Quelle: Burkhard Müller – Die Elbe
Die Elbe, so hält Müller fest, war einmal „die Achse Preußens“ und des Kaiserreichs. Die Bedeutung, die ihr aufgrund der Mittellage einmal zukam, entfiel jedoch nach dem Ende des Zweiten Weltkriegs. Russen und Amerikaner trafen sich 1945 als Verbündete an der Elbe.
Aber nur wenige Jahre später wurde ein Teil des Flusslaufs zur innerdeutschen Grenze und zugleich zur Grenze zweier Machtblöcke. Für den Rheinländer Adenauer begann östlich der Elbe die asiatische Steppe.
Jahrzehntelang lag der Hauptteil des Flusslaufs in der DDR, die Mündung aber in der Bundesrepublik. Als wichtiger Schiffsweg fiel die Elbe deshalb größtenteils aus, und so ist es bis heute geblieben.
Abstecher ins Umland
Burkhard Müller folgt der Elbe von der Quelle im tschechischen Gebirge, die offenbar nur schwer aufzufinden ist, bis zur Mündung, wo der breite Strom hinter Hamburg beinah einem Meer gleicht. Kapitel über Dresden, Magdeburg und Hamburg dürfen in einem Buch über die Elbe kaum fehlen.

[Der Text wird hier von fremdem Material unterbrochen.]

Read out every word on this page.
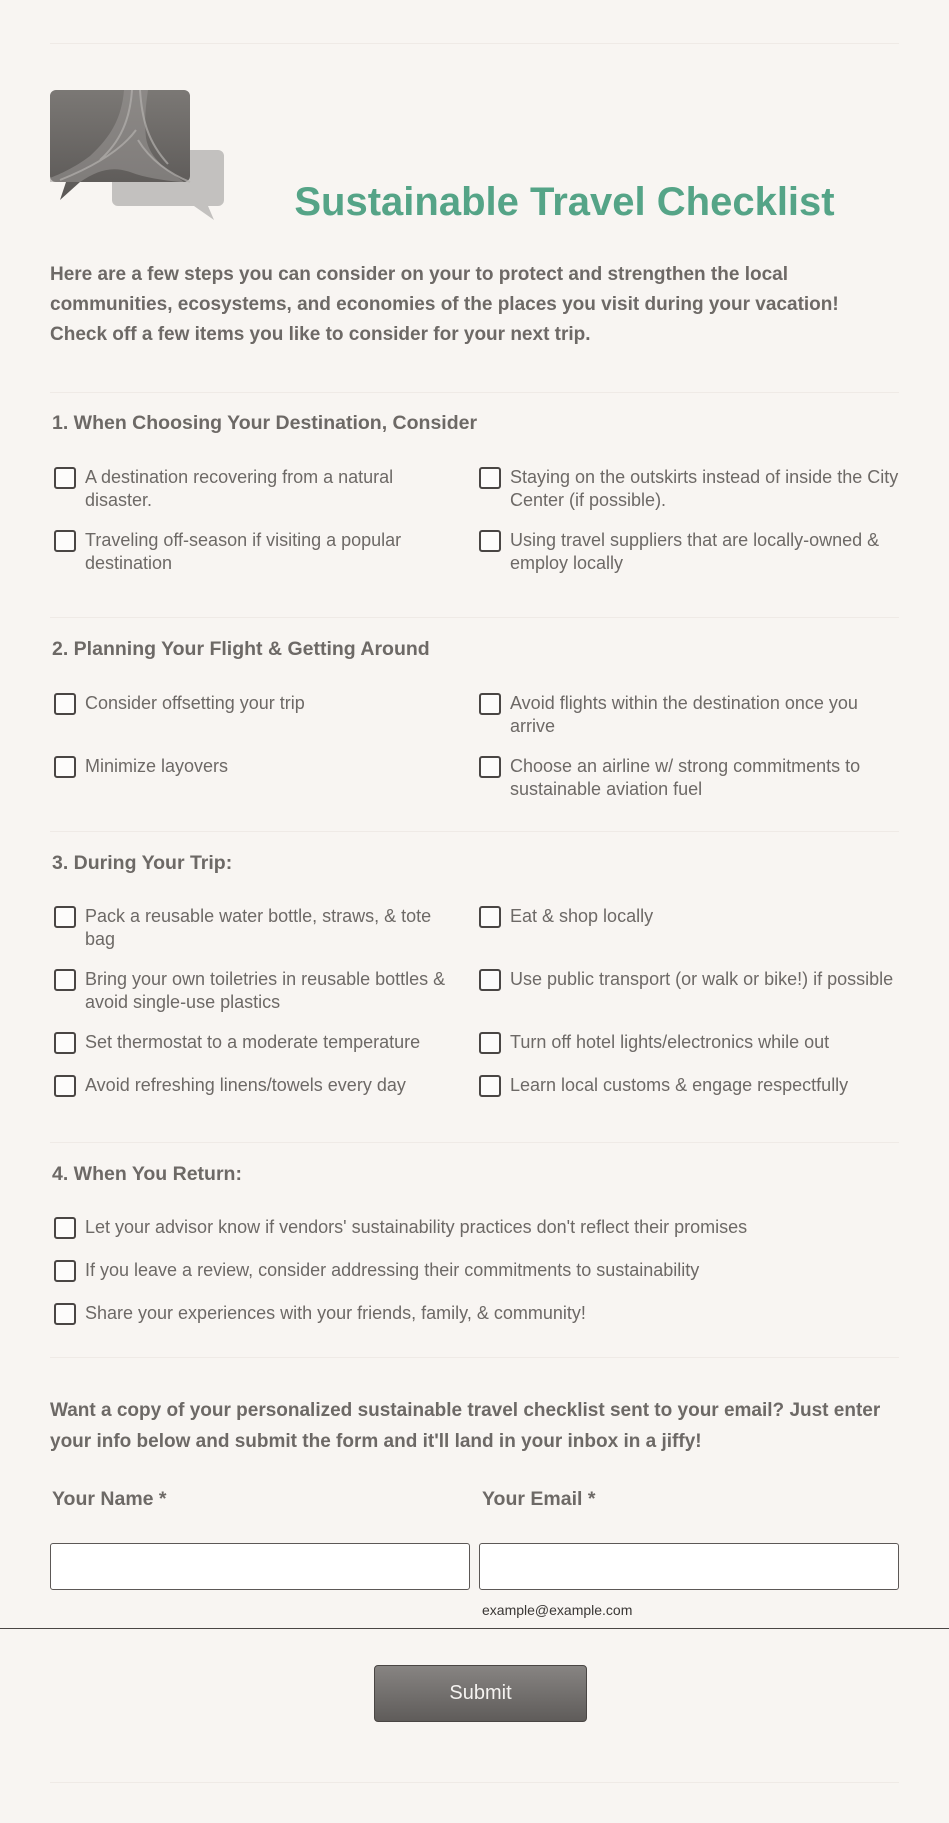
Sustainable Travel Checklist
Here are a few steps you can consider on your to protect and strengthen the local communities, ecosystems, and economies of the places you visit during your vacation! Check off a few items you like to consider for your next trip.
1. When Choosing Your Destination, Consider
A destination recovering from a natural disaster.
Staying on the outskirts instead of inside the City Center (if possible).
Traveling off-season if visiting a popular destination
Using travel suppliers that are locally-owned & employ locally
2. Planning Your Flight & Getting Around
Consider offsetting your trip	Avoid flights within the destination once you arrive
Minimize layovers	Choose an airline w/ strong commitments to sustainable aviation fuel
3. During Your Trip:
Pack a reusable water bottle, straws, & tote bag
Eat & shop locally
Bring your own toiletries in reusable bottles & avoid single-use plastics
Use public transport (or walk or bike!) if possible
Set thermostat to a moderate temperature	Turn off hotel lights/electronics while out
Avoid refreshing linens/towels every day	Learn local customs & engage respectfully
4. When You Return:
Let your advisor know if vendors' sustainability practices don't reflect their promises
If you leave a review, consider addressing their commitments to sustainability
Share your experiences with your friends, family, & community!
Want a copy of your personalized sustainable travel checklist sent to your email? Just enter your info below and submit the form and it'll land in your inbox in a jiffy!
Your Name *	Your Email *
example@example.com
Submit
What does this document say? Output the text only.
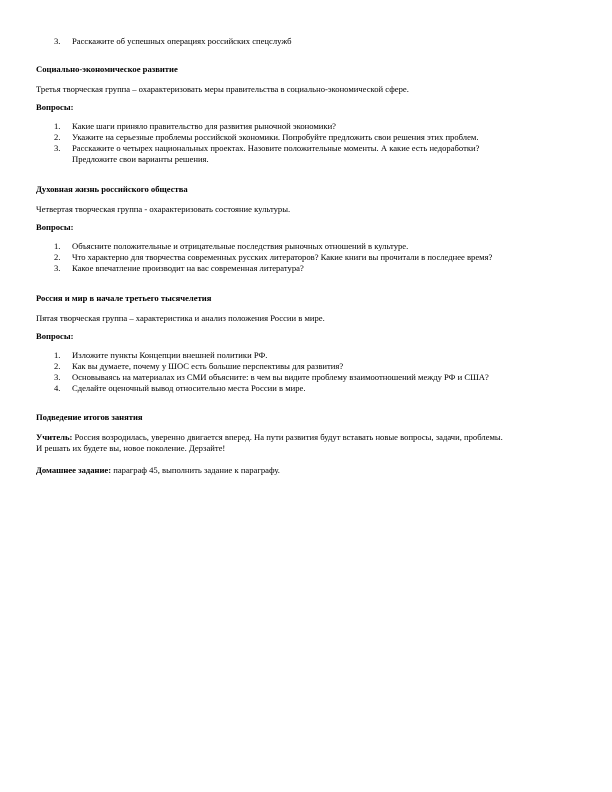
3. Расскажите об успешных операциях российских спецслужб
Социально-экономическое развитие
Третья творческая группа – охарактеризовать меры правительства в социально-экономической сфере.
Вопросы:
1. Какие шаги приняло правительство для развития рыночной экономики?
2. Укажите на серьезные проблемы российской экономики. Попробуйте предложить свои решения этих проблем.
3. Расскажите о четырех национальных проектах. Назовите положительные моменты. А какие есть недоработки?
Предложите свои варианты решения.
Духовная жизнь российского общества
Четвертая творческая группа - охарактеризовать состояние культуры.
Вопросы:
1. Объясните положительные и отрицательные последствия рыночных отношений в культуре.
2. Что характерно для творчества современных русских литераторов? Какие книги вы прочитали в последнее время?
3. Какое впечатление производит на вас современная литература?
Россия и мир в начале третьего тысячелетия
Пятая творческая группа – характеристика и анализ положения России в мире.
Вопросы:
1. Изложите пункты Концепции внешней политики РФ.
2. Как вы думаете, почему у ШОС есть большие перспективы для развития?
3. Основываясь на материалах из СМИ объясните: в чем вы видите проблему взаимоотношений между РФ и США?
4. Сделайте оценочный вывод относительно места России в мире.
Подведение итогов занятия
Учитель: Россия возродилась, уверенно двигается вперед. На пути развития будут вставать новые вопросы, задачи, проблемы.
И решать их будете вы, новое поколение. Дерзайте!
Домашнее задание: параграф 45, выполнить задание к параграфу.
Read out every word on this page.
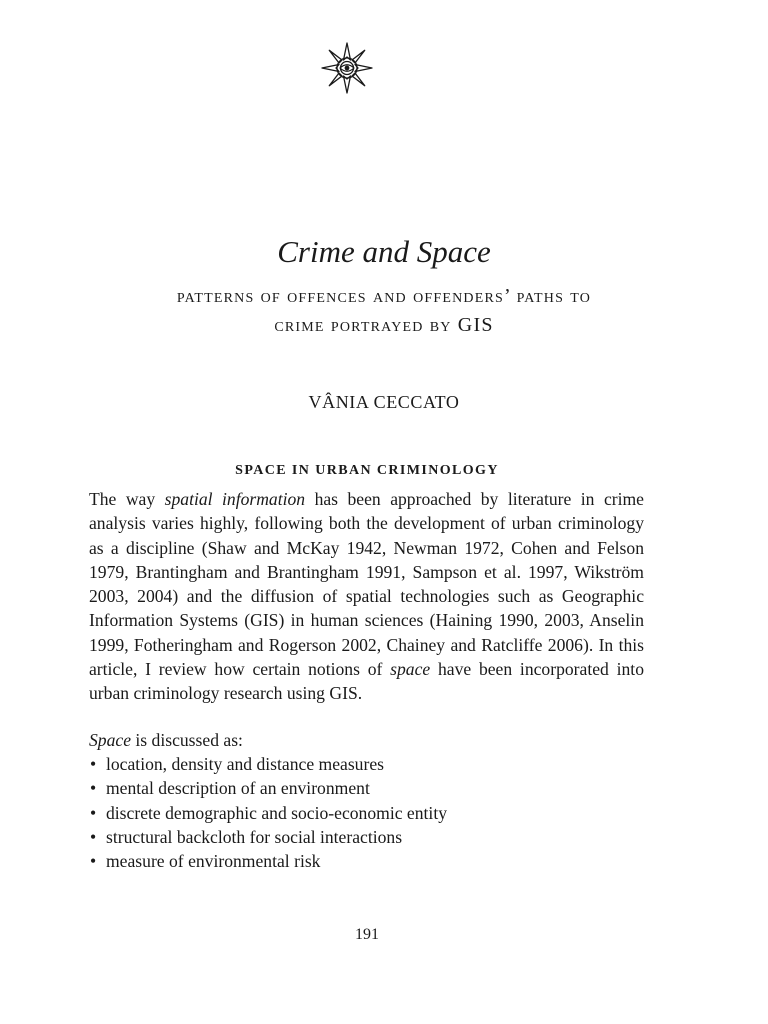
Crime and Space
patterns of offences and offenders’ paths to
crime portrayed by GIS
VÂNIA CECCATO
SPACE IN URBAN CRIMINOLOGY

The way spatial information has been approached by literature in crime analysis varies highly, following both the development of urban criminology as a discipline (Shaw and McKay 1942, Newman 1972, Cohen and Felson 1979, Brantingham and Brantingham 1991, Sampson et al. 1997, Wikström 2003, 2004) and the diffusion of spatial technologies such as Geographic Information Systems (GIS) in human sciences (Haining 1990, 2003, Anselin 1999, Fotheringham and Rogerson 2002, Chainey and Ratcliffe 2006). In this article, I review how certain notions of space have been incorporated into urban criminology research using GIS.

Space is discussed as:

• location, density and distance measures
• mental description of an environment
• discrete demographic and socio-economic entity
• structural backcloth for social interactions
• measure of environmental risk
191
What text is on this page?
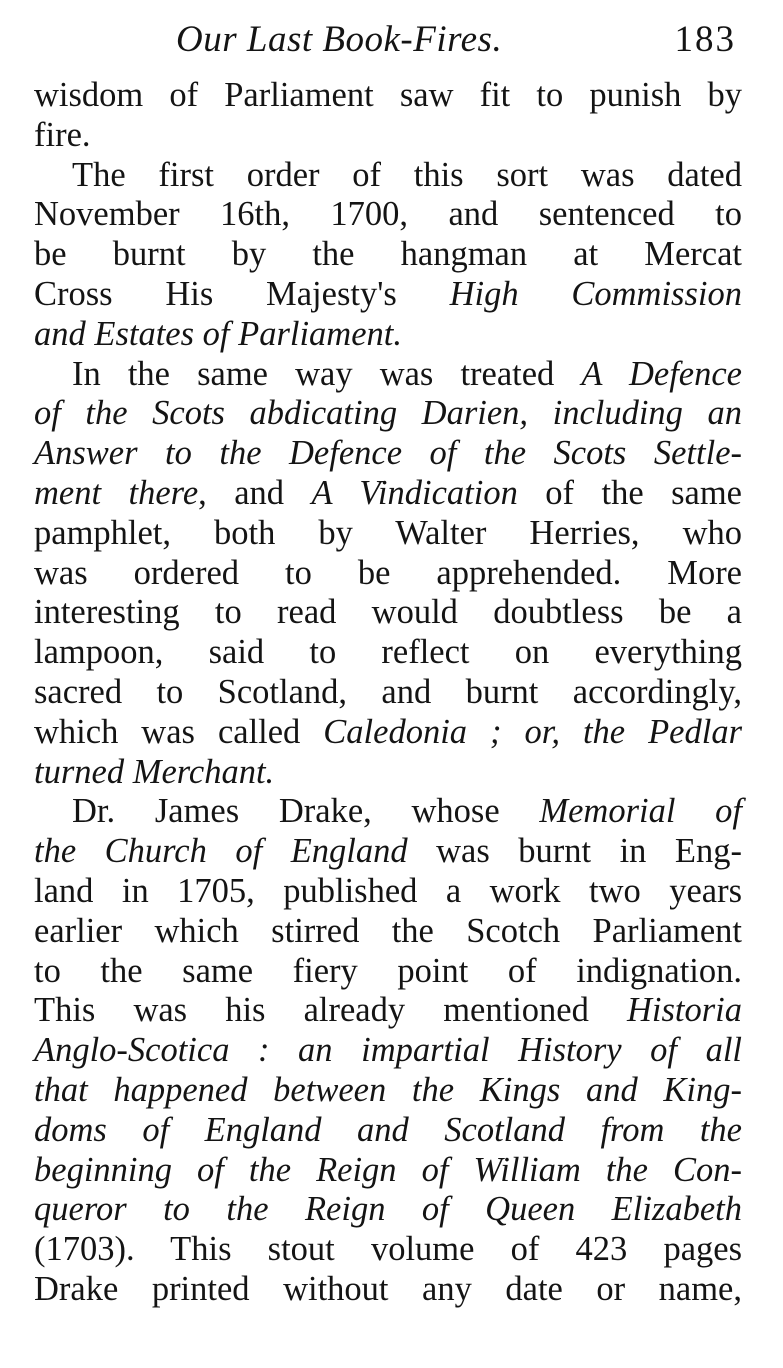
Our Last Book-Fires.	183
wisdom of Parliament saw fit to punish by
fire.
The first order of this sort was dated
November 16th, 1700, and sentenced to
be burnt by the hangman at Mercat
Cross His Majesty's High Commission
and Estates of Parliament.
In the same way was treated A Defence
of the Scots abdicating Darien, including an
Answer to the Defence of the Scots Settle-
ment there, and A Vindication of the same
pamphlet, both by Walter Herries, who
was ordered to be apprehended. More
interesting to read would doubtless be a
lampoon, said to reflect on everything
sacred to Scotland, and burnt accordingly,
which was called Caledonia ; or, the Pedlar
turned Merchant.
Dr. James Drake, whose Memorial of
the Church of England was burnt in Eng-
land in 1705, published a work two years
earlier which stirred the Scotch Parliament
to the same fiery point of indignation.
This was his already mentioned Historia
Anglo-Scotica : an impartial History of all
that happened between the Kings and King-
doms of England and Scotland from the
beginning of the Reign of William the Con-
queror to the Reign of Queen Elizabeth
(1703). This stout volume of 423 pages
Drake printed without any date or name,
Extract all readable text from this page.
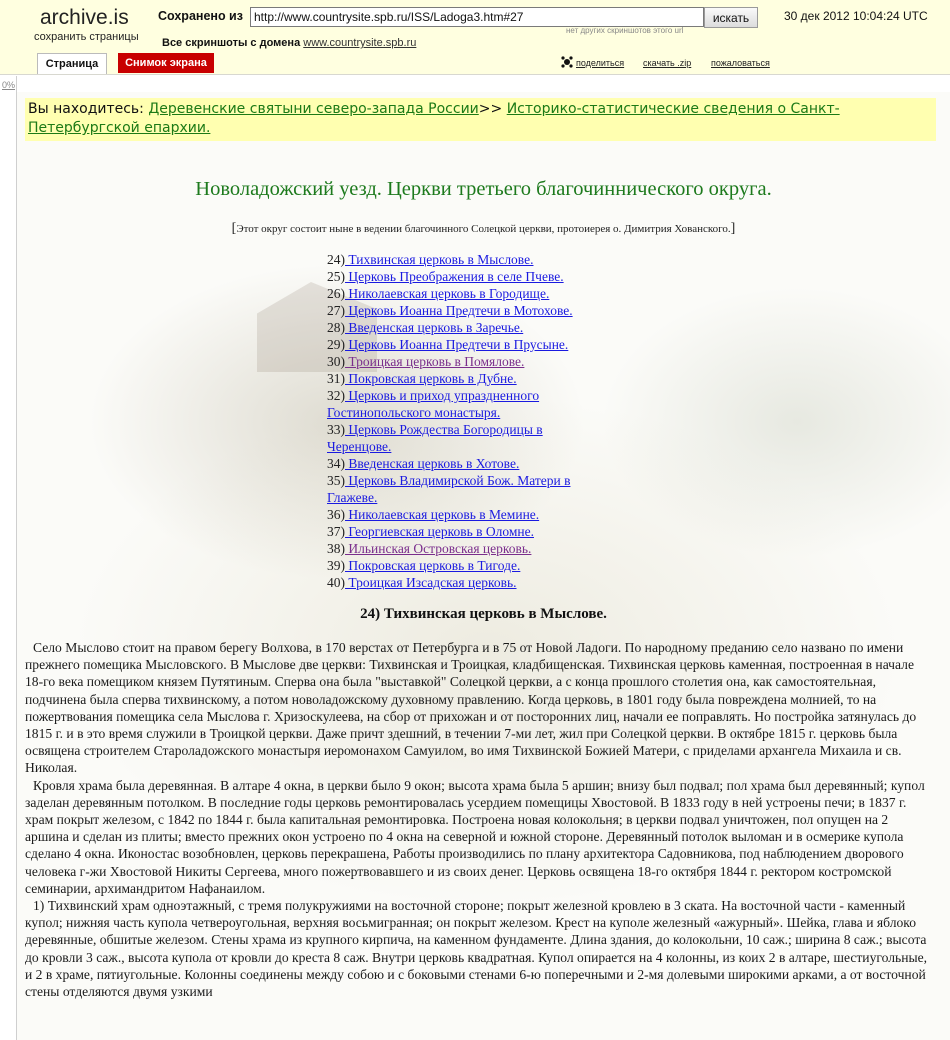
archive.is
сохранить страницы
Сохранено из
http://www.countrysite.spb.ru/ISS/Ladoga3.htm#27	искать	30 дек 2012 10:04:24 UTC
нет других скриншотов этого url
Все скриншоты с домена www.countrysite.spb.ru
Страница	Снимок экрана	поделиться скачать .zip пожаловаться
0%
Вы находитесь: Деревенские святыни северо-запада России>> Историко-статистические сведения о Санкт-Петербургской епархии.
Новоладожский уезд. Церкви третьего благочиннического округа.
[Этот округ состоит ныне в ведении благочинного Солецкой церкви, протоиерея о. Димитрия Хованского.]
24) Тихвинская церковь в Мыслове.
25) Церковь Преображения в селе Пчеве.
26) Николаевская церковь в Городище.
27) Церковь Иоанна Предтечи в Мотохове.
28) Введенская церковь в Заречье.
29) Церковь Иоанна Предтечи в Прусыне.
30) Троицкая церковь в Помялове.
31) Покровская церковь в Дубне.
32) Церковь и приход упраздненного Гостинопольского монастыря.
33) Церковь Рождества Богородицы в Черенцове.
34) Введенская церковь в Хотове.
35) Церковь Владимирской Бож. Матери в Глажеве.
36) Николаевская церковь в Мемине.
37) Георгиевская церковь в Оломне.
38) Ильинская Островская церковь.
39) Покровская церковь в Тигоде.
40) Троицкая Изсадская церковь.
24) Тихвинская церковь в Мыслове.

Село Мыслово стоит на правом берегу Волхова, в 170 верстах от Петербурга и в 75 от Новой Ладоги. По народному преданию село названо по имени прежнего помещика Мысловского. В Мыслове две церкви: Тихвинская и Троицкая, кладбищенская. Тихвинская церковь каменная, построенная в начале 18-го века помещиком князем Путятиным. Сперва она была "выставкой" Солецкой церкви, а с конца прошлого столетия она, как самостоятельная, подчинена была сперва тихвинскому, а потом новоладожскому духовному правлению. Когда церковь, в 1801 году была повреждена молнией, то на пожертвования помещика села Мыслова г. Хризоскулеева, на сбор от прихожан и от посторонних лиц, начали ее поправлять. Но постройка затянулась до 1815 г. и в это время служили в Троицкой церкви. Даже причт здешний, в течении 7-ми лет, жил при Солецкой церкви. В октябре 1815 г. церковь была освящена строителем Староладожского монастыря иеромонахом Самуилом, во имя Тихвинской Божией Матери, с приделами архангела Михаила и св. Николая.

Кровля храма была деревянная. В алтаре 4 окна, в церкви было 9 окон; высота храма была 5 аршин; внизу был подвал; пол храма был деревянный; купол заделан деревянным потолком. В последние годы церковь ремонтировалась усердием помещицы Хвостовой. В 1833 году в ней устроены печи; в 1837 г. храм покрыт железом, с 1842 по 1844 г. была капитальная ремонтировка. Построена новая колокольня; в церкви подвал уничтожен, пол опущен на 2 аршина и сделан из плиты; вместо прежних окон устроено по 4 окна на северной и южной стороне. Деревянный потолок выломан и в осмерике купола сделано 4 окна. Иконостас возобновлен, церковь перекрашена, Работы производились по плану архитектора Садовникова, под наблюдением дворового человека г-жи Хвостовой Никиты Сергеева, много пожертвовавшего и из своих денег. Церковь освящена 18-го октября 1844 г. ректором костромской семинарии, архимандритом Нафанаилом.

1) Тихвинский храм одноэтажный, с тремя полукружиями на восточной стороне; покрыт железной кровлею в 3 ската. На восточной части - каменный купол; нижняя часть купола четвероугольная, верхняя восьмигранная; он покрыт железом. Крест на куполе железный «ажурный». Шейка, глава и яблоко деревянные, обшитые железом. Стены храма из крупного кирпича, на каменном фундаменте. Длина здания, до колокольни, 10 саж.; ширина 8 саж.; высота до кровли 3 саж., высота купола от кровли до креста 8 саж. Внутри церковь квадратная. Купол опирается на 4 колонны, из коих 2 в алтаре, шестиугольные, и 2 в храме, пятиугольные. Колонны соединены между собою и с боковыми стенами 6-ю поперечными и 2-мя долевыми широкими арками, а от восточной стены отделяются двумя узкими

Aber reizvoller ist die Begegnung mit den ländlichen, weniger bekannten Räumen. Immer wieder unternimmt der Autor auch kleinere, lohnende Abstecher ins Umland. Zum Porträt des Flusses gehört für Müller auch dessen Einzugsgebiet.
Bitterfeld verfügt heute über eine Weiße Flotte, die über die alten Kohlelöcher fährt; das tief im Binnenland gelegene Leipzig hat sich eine weitgefächerte Badezone zugelegt. So ungeheuer sind die Abmessungen dieser Umwälzung, dass noch längst nicht alles davon entwickelt worden ist. Manche der alten Tagebaue laufen erst allmählich voll und werden dafür noch Jahre brauchen.
Quelle: Burkhard Müller – Die Elbe
Burkhard Müller ist nicht der erste Fluss-Biograf. Es gibt Biografien der Donau und des Rheins. Und auch über die Elbe wurde schon geschrieben. Es sind Reisen in den Raum und in die Zeit, zu denen all diese Autoren einladen. Einem so kenntnisreichen und eloquenten Führer wie Burkhard Müller vertraut man sich gerne an.